There are, however, limitations. For example, black boxes obscuring a person’s face drop the accuracy rating down to about 14.7 percent, but even that is three times more accurate than humans.
It’s not just one algorithm, either. Facebook has its own facial recognition algorithms that can reportedly identify users with obscured faces at an 83 percent accuracy rate. To do so, it uses cues such as stance and body type. The Faceless Recognition system, however, might be the first fully trainable system that uses a full range of body cues to correctly identify targets.

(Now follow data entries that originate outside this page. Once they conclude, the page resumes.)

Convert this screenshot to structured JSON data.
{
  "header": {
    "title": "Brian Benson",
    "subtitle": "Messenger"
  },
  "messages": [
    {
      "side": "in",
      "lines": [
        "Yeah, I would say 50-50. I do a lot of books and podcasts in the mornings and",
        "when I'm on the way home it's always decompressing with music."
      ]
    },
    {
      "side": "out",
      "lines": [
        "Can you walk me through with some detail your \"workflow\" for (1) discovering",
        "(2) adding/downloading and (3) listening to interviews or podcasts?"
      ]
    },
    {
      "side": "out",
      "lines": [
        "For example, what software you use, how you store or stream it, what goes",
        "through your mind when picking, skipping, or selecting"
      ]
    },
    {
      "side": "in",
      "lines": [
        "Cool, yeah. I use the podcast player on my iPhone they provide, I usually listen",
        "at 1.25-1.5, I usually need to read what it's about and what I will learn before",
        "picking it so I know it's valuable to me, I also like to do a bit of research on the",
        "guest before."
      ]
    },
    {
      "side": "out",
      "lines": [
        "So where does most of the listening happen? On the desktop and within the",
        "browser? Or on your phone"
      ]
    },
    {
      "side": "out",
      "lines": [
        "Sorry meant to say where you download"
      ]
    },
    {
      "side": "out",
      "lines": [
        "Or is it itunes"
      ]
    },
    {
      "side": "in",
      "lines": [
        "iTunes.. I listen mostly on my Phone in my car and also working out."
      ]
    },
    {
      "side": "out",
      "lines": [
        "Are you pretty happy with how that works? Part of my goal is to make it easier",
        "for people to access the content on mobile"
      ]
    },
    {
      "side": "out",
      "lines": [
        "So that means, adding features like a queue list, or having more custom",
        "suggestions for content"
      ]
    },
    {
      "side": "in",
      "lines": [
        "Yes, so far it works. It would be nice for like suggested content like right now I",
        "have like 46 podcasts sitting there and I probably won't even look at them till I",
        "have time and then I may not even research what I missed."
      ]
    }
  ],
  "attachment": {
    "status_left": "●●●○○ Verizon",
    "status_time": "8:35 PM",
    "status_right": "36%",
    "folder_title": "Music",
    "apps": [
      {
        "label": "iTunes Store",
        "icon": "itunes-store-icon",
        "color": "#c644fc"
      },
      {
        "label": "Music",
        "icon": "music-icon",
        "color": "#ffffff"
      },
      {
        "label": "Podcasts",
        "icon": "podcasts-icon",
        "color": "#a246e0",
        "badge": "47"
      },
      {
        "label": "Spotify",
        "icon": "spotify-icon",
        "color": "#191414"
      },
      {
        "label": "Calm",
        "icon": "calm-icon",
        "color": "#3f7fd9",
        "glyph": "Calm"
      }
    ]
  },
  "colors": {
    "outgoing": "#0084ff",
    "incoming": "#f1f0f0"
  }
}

The researchers recognize the privacy concerns:
From a privacy perspective, the results presented here should raise concern. It is very probable that undisclosed systems similar to the ones described here already operate online. We believe it is the responsibility of the computer vision community to quantify, and disseminate the privacy implications of the images users share online.
In theory, the statement is a good one. The community should police its own creations.
In practice, however, it’s only a matter of time — if it hasn’t happened already — before these algorithms end up in the hands of government, law enforcement and military around the world. At that point, we’re all living in a non-hyperbolic version of 1984.